SHORT STORIES
EITHNE FARRY
THE SECRET LIVES OF CHURCH LADIES
by Deesha Philyaw
(One £14.99, 224 pp) DEESHA PHILyAW’S debut collection is outstanding. The nine stories here chart the experiences of black women who attend church but cannot abide the raft of restrictions placed on them. The church wants purity and propriety, but these tough, tender, conflicted women want more expansive, emotionally generous lives.
raging and aching and joyful, these vividly drawn characters tackle sexual shame, fraught mother-daughter relationships, absent fathers and sibling loyalty with a hard-won wisdom, recognising how ‘something can feel right and wrong at the same time’. There’s Caroletta — who’s in love with her best friend — ‘a true believer’ (Eula), the irrepressible, queer teenage Jael, whose great-grandmother thinks she’s ‘an abomination’, and olivia, who wants to be ‘free of other people’s secrets’, as she’s intertwined in a complex skein of connections between her mother, a married preacher and the preacher’s son (Peach Cobbler).
REWARD SYSTEM by Jem Calder (Faber £14.99, 304 pp)
JEM CALDEr’S cool, particularised stories chronicle the daily dissatisfactions of a drift of young adults who are struggling with high rents, boring jobs, squeezed ambitions and the kind of ongoing aimlessness that leads to loneliness.

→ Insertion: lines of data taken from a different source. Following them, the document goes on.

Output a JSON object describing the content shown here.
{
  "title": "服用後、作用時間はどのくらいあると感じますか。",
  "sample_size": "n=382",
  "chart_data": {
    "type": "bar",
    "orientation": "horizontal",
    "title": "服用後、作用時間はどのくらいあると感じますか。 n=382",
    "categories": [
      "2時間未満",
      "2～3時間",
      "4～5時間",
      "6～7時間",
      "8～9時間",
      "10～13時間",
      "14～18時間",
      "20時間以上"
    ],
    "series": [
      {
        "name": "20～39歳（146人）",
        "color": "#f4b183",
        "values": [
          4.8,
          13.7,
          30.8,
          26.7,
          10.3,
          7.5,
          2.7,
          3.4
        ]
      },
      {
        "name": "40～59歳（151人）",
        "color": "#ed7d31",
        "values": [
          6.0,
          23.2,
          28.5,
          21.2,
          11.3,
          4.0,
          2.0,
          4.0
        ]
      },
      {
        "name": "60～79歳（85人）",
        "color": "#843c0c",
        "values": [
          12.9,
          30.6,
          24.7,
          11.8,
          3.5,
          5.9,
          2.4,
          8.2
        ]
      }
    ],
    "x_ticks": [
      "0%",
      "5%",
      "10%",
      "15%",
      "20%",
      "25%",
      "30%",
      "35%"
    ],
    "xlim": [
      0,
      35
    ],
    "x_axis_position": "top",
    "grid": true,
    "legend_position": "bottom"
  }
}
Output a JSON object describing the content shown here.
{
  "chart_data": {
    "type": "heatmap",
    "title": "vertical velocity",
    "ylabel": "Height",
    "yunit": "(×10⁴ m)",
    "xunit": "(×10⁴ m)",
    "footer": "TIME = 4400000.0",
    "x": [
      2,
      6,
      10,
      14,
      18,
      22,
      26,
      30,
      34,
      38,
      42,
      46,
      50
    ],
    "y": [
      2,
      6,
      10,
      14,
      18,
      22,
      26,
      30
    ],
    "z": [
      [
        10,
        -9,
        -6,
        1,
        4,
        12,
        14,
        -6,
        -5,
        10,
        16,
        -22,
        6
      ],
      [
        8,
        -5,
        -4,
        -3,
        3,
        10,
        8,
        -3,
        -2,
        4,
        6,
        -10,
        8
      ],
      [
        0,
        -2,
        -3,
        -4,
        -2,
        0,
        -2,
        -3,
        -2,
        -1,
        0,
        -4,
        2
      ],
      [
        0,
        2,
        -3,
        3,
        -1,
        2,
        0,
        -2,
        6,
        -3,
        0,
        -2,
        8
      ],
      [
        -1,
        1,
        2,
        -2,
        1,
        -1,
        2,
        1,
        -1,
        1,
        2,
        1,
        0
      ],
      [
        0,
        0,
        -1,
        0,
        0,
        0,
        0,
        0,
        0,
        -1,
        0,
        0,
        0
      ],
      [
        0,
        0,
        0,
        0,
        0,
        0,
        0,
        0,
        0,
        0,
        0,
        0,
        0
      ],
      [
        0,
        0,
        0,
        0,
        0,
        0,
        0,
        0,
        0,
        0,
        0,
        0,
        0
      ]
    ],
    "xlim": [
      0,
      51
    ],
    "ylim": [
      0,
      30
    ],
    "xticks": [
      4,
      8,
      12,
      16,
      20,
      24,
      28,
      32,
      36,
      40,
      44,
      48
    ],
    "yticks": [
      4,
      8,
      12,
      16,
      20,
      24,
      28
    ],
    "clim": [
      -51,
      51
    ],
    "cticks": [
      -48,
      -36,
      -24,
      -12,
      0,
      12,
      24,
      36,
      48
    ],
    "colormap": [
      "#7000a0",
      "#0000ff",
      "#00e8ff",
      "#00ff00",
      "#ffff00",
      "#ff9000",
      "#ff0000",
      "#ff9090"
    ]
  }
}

Dating apps and social media only seem to foster a faltering sense of self-worth, and his interlinked characters hone in on the minutiae of their lives searching for significance.
There’s Julie, an assistant chef in a controlling relationship with her much older boss, who eventually refuses to ‘live inside your very small idea of me’ (A restaurant Somewhere Else); there’s her stupified-bydrink ex-boyfriend Nick, who eternally vows to ‘stop making the same mistakes over and over’ (Better off Alone), as elsewhere colleagues watch porn at the office (Search Engine optimisation).
LUCKY BREAKS by Yevgenia Belorusets
(Pushkin Press £9.99, 112 pp) ‘you can’t really live in this country — you’re threatened from every side at every moment,’ says the narrator of Lena In Danger, one of the heroines of Belorusets’s debut collection of fragmented, fractured stories, first published in ukraine in 2018.
Set in Donbas, the women, many of them refugees, displaced or economically impoverished, find themselves constructing surreal narratives in an attempt to capture the strangeness of living a life under bombardment.
They check horoscopes for the likelihood of being shelled (The Stars), ponder the mysterious disappearance of The Manicurist and head to an off-kilter cafe where a waitress’s lovely dreams provide a beguiling buttress against the stark reality of their besieged lives (The Seer of Dreams).